What the World Should Know About Malaysia
Just over ten years ago, the world was dazzled by the stunning economic rise of the "Asian Tigers": Singapore, Hong Kong, South Korea, Taiwan, Malaysia, Thailand and even Indonesia were the new players on the global economic stage. Then came the economic crisis of 1997. Most of those countries were hit and bounced back. A few never did.
It seems to me that far too many of us are still living in those halcyon days, when the intervention of the Malaysian state covered a multitude of sins, and as long as Malaysian rice bowls were full, nobody cared too much.
Malaysia is continually represented as a paragon of democracy and development, both to insiders and outsiders, by her government and foreign observers. A Malaysian upperclassman at my university remarked to me how incredible it was that students, even after carrying out research about our country, came away impressed by the progress we have made.

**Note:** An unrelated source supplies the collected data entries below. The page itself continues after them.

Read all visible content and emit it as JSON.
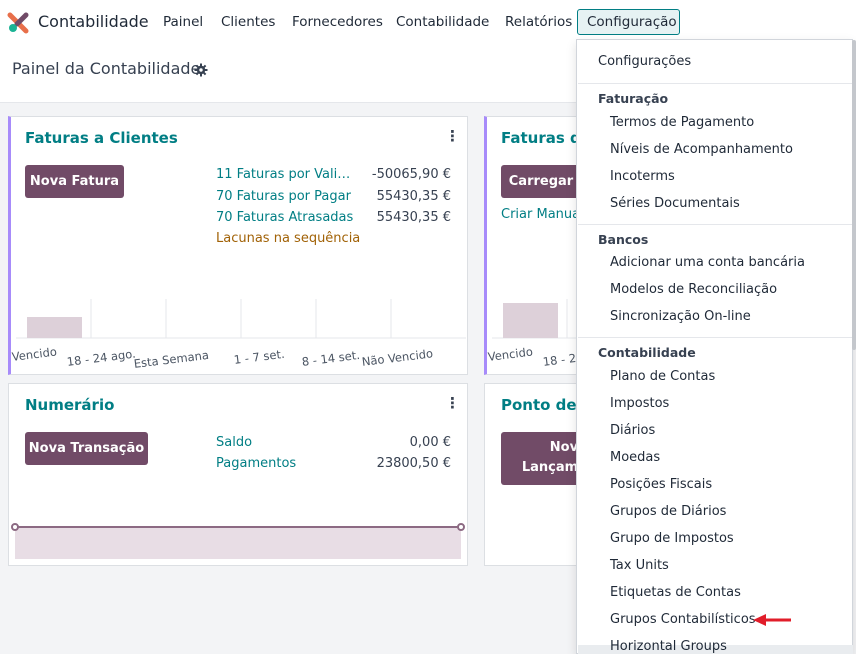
{
  "app": {
    "name": "Contabilidade"
  },
  "nav": {
    "items": [
      "Painel",
      "Clientes",
      "Fornecedores",
      "Contabilidade",
      "Relatórios"
    ],
    "active": "Configuração"
  },
  "page": {
    "title": "Painel da Contabilidade"
  },
  "cards": {
    "faturas_clientes": {
      "title": "Faturas a Clientes",
      "button": "Nova Fatura",
      "rows": [
        {
          "label": "11 Faturas por Vali…",
          "amount": "-50065,90 €"
        },
        {
          "label": "70 Faturas por Pagar",
          "amount": "55430,35 €"
        },
        {
          "label": "70 Faturas Atrasadas",
          "amount": "55430,35 €"
        }
      ],
      "warning": "Lacunas na sequência",
      "chart_labels": [
        "Vencido",
        "18 - 24 ago.",
        "Esta Semana",
        "1 - 7 set.",
        "8 - 14 set.",
        "Não Vencido"
      ]
    },
    "faturas_fornecedores": {
      "title": "Faturas de",
      "button": "Carregar",
      "link": "Criar Manua",
      "chart_labels": [
        "Vencido",
        "18 - 2"
      ]
    },
    "numerario": {
      "title": "Numerário",
      "button": "Nova Transação",
      "rows": [
        {
          "label": "Saldo",
          "amount": "0,00 €"
        },
        {
          "label": "Pagamentos",
          "amount": "23800,50 €"
        }
      ]
    },
    "ponto_venda": {
      "title": "Ponto de V",
      "button_line1": "Novo",
      "button_line2": "Lançame"
    }
  },
  "dropdown": {
    "top_item": "Configurações",
    "sections": [
      {
        "header": "Faturação",
        "items": [
          "Termos de Pagamento",
          "Níveis de Acompanhamento",
          "Incoterms",
          "Séries Documentais"
        ]
      },
      {
        "header": "Bancos",
        "items": [
          "Adicionar uma conta bancária",
          "Modelos de Reconciliação",
          "Sincronização On-line"
        ]
      },
      {
        "header": "Contabilidade",
        "items": [
          "Plano de Contas",
          "Impostos",
          "Diários",
          "Moedas",
          "Posições Fiscais",
          "Grupos de Diários",
          "Grupo de Impostos",
          "Tax Units",
          "Etiquetas de Contas",
          "Grupos Contabilísticos",
          "Horizontal Groups"
        ]
      }
    ],
    "highlighted": "Grupos Contabilísticos"
  },
  "colors": {
    "primary": "#714b67",
    "link": "#017e84",
    "warning": "#a16207",
    "accent_border": "#a78bfa",
    "arrow": "#e11d2a"
  },
  "icons": [
    "app-logo-icon",
    "gear-icon",
    "kebab-menu-icon",
    "red-arrow-icon"
  ]
}
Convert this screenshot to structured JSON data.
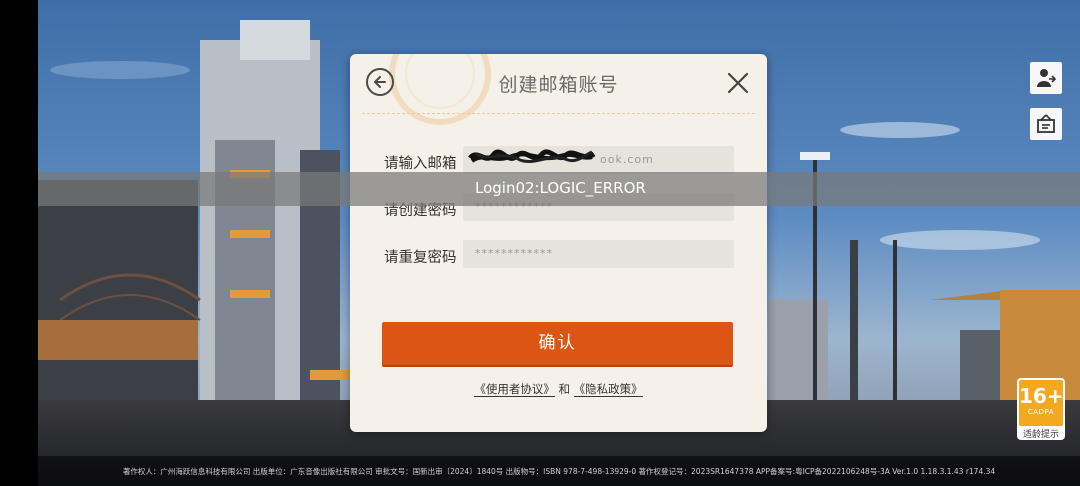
{
  "dialog": {
    "title": "创建邮箱账号",
    "email_label": "请输入邮箱",
    "email_value": "ook.com",
    "password_label": "请创建密码",
    "password_value": "************",
    "repeat_label": "请重复密码",
    "repeat_value": "************",
    "confirm_label": "确认",
    "user_agreement": "《使用者协议》",
    "and_text": "和",
    "privacy_policy": "《隐私政策》"
  },
  "toast": {
    "message": "Login02:LOGIC_ERROR"
  },
  "age_rating": {
    "number": "16+",
    "org": "CADPA",
    "label": "适龄提示"
  },
  "footer": {
    "text": "著作权人：广州海跃信息科技有限公司 出版单位：广东音像出版社有限公司 审批文号：国新出审〔2024〕1840号 出版物号：ISBN 978-7-498-13929-0 著作权登记号：2023SR1647378 APP备案号:粤ICP备2022106248号-3A Ver.1.0 1.18.3.1.43 r174.34"
  },
  "icons": {
    "back": "back-arrow-icon",
    "close": "close-icon",
    "account": "account-switch-icon",
    "notice": "notice-board-icon"
  },
  "colors": {
    "accent": "#dd5514",
    "dialog_bg": "#f5f0e8",
    "badge": "#f2a81f"
  }
}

It is true, of course, that we don't have civil war. We don't have people starving to death in the streets. We don't have any of the hallmarks of a failed state or a failed society.
But our thin veneer of respectability is just that — a thin veneer. Not a few Malaysians were horribly embarrassed when our Information Minister made a fool out of himself when Al-Jazeera interviewed him about a recent rally for electoral reform:
We have the trappings of democracy, we have the trappings of development. We have elections, we have a glittering capital city. But these things, they mean nothing.
How can we ever have been a democracy when attempting to effect change, to sway minds and hearts by peaceful means is considered unlawful? How can we ever have been a democracy when the government can lock you up for practically forever without even bringing you before a judge?
Worse still, how can we be developed when much of what we have is a facade, propped up by state intervention in the economy? Even worse, how can this facade be sustained when the state itself is all but completely reliant on oil money?
Within the last two weeks, there have been two major rallies held in Kuala Lumpur, the Malaysian capital. One was organised by BERSIH, an informal coalition of non-governmental organisations and political parties calling for electoral reform. The other was organised by the Hindu Rights Action Force (HINDRAF), an organisation for the advancement of the rights of ethnic Indian Malaysians.
Both rallies were labeled illegal by the government; both have met with violent retaliation from the police. The world is now looking at Malaysia and taking a second look.
I don't hate my country. I daresay I would be hard-pressed to find a much better country on the face of the earth, and I've been to three continents, visiting countries and localities dispersed across the spectra of democracy and development.
What I despise is how the potential my country holds has been wasted by an ineffective, inefficient, undemocratic and tyrannical administration, led by pretty much the same people for over five decades. What I despise is how till today, your chances for success, economic or political, are determined by the colour of your skin. What I despise is how as I speak, your right to worship the God you choose (or not worship at all) is determined by the religion someone else chose for you. What I despise is how if you have a good idea, your chance of seeing that idea put into practice depends entirely on who you know, not what you know or how hard you work.
The sum total of this is that the opportunity for the people of my country to pursue lives of fulfillment and happiness is determined entirely by things they have no control over, and things they could control if not for the government of the day.
Sure, Malaysia bears the trappings of success. Malaysians bear the trappings of happiness. But we can be so much more than what we are now. Malaysia is where the world's most powerful and influential cultures — Anglo-Saxon, Muslim, Chinese and Indian — meet. Malaysia is where you have unique ties to some of the world's most influential countries, in what is bound to be the most influential continent of the next century. Malaysia is a country of almost 30 million people with more territory than the United Kingdom. It has more natural resources than most countries could desire.
And yet, all these resources are going untapped. The riches of this country, both natural and human, are either wasted and discarded by the policies of the ruling regime, or abused and raped for the benefit of its cronies. The mechanisms for governance and the freedom of private enterprise — the means by which any Malaysian with a good idea should be able to see that idea implemented for the good of the country — are distorted to ensure the dominance of a select few.
Most gallingly, when it comes to something as simple as the right to worship the God you choose, learn the things you'd like, or even say what you dare to think, such rights are curtailed arbitrarily, and for no reason better than the government thinks it should be so. When it comes to things as fundamental as these — things basically necessary for a human being to be fulfilled and happy — Malaysia and Malaysians come up short.
And so, this is what I would like the world to know about Malaysia: don't hate us. We have enough problems of our own. But for the love of God, please don't love our government. And please, please, don't deceive yourselves, thus deceiving us, by thinking Malaysians can afford to rest on our laurels — because we can't. For Malaysians, the journey to democracy and development has only just begun.